More than half of the world's websites use Google Analytics to help their owners understand the behaviour of users.
The software, which deploys cookies to track user behaviour, costs nothing in cash terms -- though the vast trove of data helps to fuel Google's massive profits.
But activists have filed dozens of cases with regulators in Europe arguing that the tool breaches privacy laws by transferring data to the United States.
Regulators in several countries agree with activists and have ruled Google Analytics incompatible with European data privacy regulation (GDPR).
The rulings leave many European firms in a bind.
They can ditch Google and move to a privacy compliant option that costs money, or wait it out and hope for a solution from Google, the regulators or the politicians.
- Potential fixes -
Last week, Google said it would release a new version of its software that would not store IP addresses, the unique code that can identify individual computers.
The US firm has also built data centres in Europe.
However, the impact of these potential fixes is unclear. Regulators have not yet commented.
"Data protection authorities do not have the solution," says Florence Raynal of French regulator CNIL, which has ruled against Google.
"That solution must be provided by governments at a political level."
US companies are subject to a law known as the Cloud Act that allows US security agencies to access the data of foreign citizens regardless of where it is stored.
Although Google has argued that the risk posed by the Cloud Act is theoretical, it nevertheless makes it difficult for US firms to comply with the GDPR.
- 'At a crossroads' -
Marie-Laure Denis, head of CNIL, which is seen as a leader whose rulings are followed by other regulators, summed up the dilemma at a conference of the International Association of Privacy Professionals (IAPP) in Paris last week.
She said of American companies that "their business model should evolve, or the American legal framework should evolve".
But she accepted that the situation for European firms using Google Analytics was "complicated".
Pascal Thisse, who runs an agency advising companies on how to comply with GDPR, says firms find themselves "at a crossroads" with no clear idea of the path to take.
"If you tell a client who uses Google Ads to remove Google Analytics, everything collapses because it is the foundation of the system," he says.

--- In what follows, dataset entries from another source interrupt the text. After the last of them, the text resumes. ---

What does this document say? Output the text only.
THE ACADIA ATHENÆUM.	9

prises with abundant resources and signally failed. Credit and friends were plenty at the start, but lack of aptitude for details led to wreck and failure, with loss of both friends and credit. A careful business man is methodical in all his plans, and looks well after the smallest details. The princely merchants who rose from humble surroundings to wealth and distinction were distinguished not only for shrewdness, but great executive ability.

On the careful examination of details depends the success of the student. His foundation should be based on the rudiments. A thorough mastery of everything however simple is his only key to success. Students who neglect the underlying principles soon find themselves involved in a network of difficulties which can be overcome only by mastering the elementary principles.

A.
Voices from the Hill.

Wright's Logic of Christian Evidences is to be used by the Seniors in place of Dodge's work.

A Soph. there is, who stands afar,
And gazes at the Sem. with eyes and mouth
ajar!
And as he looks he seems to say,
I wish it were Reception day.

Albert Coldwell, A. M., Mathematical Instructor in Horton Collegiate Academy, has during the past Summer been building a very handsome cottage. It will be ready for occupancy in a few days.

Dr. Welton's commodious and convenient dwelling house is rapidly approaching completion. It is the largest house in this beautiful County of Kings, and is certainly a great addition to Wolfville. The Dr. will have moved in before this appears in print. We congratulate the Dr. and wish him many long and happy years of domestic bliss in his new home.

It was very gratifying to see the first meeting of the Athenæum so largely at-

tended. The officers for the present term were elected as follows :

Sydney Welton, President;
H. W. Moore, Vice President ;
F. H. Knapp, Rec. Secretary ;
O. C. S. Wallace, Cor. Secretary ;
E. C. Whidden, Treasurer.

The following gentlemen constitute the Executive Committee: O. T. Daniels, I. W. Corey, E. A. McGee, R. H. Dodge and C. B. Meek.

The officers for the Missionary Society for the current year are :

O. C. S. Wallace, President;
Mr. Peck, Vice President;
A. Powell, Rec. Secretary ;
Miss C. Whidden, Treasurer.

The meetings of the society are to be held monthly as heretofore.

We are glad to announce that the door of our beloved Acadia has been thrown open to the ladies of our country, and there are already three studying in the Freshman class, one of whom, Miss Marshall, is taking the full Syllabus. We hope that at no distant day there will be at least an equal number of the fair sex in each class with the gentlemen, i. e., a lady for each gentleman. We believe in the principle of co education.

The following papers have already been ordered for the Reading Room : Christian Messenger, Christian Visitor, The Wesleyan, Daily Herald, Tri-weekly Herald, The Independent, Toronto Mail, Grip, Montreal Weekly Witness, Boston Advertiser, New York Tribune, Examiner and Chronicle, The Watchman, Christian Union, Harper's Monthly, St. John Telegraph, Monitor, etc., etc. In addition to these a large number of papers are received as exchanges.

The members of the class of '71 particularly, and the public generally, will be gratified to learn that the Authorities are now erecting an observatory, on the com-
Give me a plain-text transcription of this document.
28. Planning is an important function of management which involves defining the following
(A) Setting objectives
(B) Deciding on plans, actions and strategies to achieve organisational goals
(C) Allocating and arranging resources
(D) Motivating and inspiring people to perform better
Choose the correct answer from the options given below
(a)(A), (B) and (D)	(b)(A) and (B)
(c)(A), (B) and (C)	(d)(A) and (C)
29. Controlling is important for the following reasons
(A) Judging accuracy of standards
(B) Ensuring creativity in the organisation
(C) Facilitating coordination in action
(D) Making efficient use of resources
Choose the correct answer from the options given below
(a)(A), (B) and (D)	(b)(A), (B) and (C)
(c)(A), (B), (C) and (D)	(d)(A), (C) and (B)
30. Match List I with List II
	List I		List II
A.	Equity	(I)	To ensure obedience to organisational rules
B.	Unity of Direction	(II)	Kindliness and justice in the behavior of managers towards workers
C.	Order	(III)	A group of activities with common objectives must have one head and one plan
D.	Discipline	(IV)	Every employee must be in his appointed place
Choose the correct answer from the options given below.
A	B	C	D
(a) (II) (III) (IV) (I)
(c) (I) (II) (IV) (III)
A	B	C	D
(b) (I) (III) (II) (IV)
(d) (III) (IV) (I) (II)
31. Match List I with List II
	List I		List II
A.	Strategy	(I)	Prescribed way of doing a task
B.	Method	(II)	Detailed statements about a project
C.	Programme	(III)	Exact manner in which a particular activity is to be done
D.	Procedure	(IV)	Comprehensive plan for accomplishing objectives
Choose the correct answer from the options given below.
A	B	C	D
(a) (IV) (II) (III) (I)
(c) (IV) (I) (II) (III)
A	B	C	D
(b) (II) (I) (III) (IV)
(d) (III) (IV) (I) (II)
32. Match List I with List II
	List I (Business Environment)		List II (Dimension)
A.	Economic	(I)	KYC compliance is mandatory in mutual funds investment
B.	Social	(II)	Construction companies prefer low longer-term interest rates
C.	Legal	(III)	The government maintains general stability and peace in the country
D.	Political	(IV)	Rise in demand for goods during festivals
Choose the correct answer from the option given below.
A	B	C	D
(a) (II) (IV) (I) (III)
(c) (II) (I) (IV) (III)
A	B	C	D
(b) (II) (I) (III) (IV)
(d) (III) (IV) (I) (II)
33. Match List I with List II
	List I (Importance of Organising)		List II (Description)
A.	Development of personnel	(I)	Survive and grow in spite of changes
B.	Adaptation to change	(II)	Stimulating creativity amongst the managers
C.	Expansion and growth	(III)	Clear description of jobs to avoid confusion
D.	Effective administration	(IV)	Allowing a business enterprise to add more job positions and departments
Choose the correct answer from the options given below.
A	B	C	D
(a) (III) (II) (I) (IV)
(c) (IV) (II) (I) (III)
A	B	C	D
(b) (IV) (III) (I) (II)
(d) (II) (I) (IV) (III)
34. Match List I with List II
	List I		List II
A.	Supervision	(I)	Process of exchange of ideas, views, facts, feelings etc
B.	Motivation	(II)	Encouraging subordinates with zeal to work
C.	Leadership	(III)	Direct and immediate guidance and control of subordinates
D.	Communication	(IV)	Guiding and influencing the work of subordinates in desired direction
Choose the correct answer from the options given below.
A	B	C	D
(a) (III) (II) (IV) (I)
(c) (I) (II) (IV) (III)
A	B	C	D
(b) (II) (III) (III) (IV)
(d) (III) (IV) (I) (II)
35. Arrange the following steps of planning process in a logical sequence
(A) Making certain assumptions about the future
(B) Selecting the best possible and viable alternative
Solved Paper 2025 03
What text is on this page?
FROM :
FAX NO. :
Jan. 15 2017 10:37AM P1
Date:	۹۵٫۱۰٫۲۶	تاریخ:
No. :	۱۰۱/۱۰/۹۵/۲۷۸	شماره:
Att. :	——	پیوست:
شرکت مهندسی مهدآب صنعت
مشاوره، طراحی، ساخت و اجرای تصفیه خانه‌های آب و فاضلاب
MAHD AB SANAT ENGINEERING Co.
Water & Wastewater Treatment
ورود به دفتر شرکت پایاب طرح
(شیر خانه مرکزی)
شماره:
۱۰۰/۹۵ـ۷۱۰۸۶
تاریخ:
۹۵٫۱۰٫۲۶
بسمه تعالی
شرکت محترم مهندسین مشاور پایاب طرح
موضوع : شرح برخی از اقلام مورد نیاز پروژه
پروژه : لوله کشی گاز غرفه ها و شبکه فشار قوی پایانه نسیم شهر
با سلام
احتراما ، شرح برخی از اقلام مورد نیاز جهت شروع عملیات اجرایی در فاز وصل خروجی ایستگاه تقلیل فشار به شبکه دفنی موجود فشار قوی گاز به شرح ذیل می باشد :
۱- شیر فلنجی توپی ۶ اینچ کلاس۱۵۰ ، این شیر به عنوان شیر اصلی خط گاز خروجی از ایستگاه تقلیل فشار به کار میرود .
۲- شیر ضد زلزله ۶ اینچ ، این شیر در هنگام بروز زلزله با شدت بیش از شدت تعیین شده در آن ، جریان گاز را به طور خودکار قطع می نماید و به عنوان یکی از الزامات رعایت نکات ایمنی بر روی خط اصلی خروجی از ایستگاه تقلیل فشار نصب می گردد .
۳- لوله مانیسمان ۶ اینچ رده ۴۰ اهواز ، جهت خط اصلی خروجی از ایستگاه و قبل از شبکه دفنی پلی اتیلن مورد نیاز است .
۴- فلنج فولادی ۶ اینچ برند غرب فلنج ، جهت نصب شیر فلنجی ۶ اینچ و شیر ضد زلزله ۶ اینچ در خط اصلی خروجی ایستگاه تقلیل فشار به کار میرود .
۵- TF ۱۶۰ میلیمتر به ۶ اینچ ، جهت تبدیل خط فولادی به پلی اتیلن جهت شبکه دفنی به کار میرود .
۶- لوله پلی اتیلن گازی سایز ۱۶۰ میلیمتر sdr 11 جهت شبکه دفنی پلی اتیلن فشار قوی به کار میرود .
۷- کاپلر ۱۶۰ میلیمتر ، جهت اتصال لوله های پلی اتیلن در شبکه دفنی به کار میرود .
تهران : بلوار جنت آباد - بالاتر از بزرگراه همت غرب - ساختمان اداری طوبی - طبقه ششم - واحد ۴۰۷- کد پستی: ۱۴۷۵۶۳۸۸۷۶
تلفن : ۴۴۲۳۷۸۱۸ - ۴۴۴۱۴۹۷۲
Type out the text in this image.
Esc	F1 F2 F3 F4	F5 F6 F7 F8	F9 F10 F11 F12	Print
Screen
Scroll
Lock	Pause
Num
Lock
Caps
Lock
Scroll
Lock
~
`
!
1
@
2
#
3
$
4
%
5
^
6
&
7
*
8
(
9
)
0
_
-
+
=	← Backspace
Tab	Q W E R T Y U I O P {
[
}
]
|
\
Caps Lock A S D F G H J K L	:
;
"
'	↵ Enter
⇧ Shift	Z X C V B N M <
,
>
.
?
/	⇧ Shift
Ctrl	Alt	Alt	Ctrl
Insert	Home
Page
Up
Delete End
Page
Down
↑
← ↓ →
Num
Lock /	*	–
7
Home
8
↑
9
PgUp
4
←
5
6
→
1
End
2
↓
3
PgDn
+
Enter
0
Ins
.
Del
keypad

But to comply with European rulings, companies would need to prove that US intelligence is not interested in the data collected -- an undertaking well beyond the means of small firms.
Max Schrems, the Austrian lawyer whose NGO filed the cases with the data protection regulators, also accepts there is no easy fix.
"It's hard for us because usually we try to litigate stuff where there is a solution and in this case we have a political problem," he told a virtual event last week.
He said US law allowed mass surveillance on non-American citizens, which clashed with the EU's charter on fundamental rights.
"Either the US changes its laws or the European Union changes its fundamental founding principles," he said.
Although he regarded neither option as overly realistic right now, he added: "I see more potential in the US for change because there should be a huge business interest in the US to have data from foreigners treated fairly."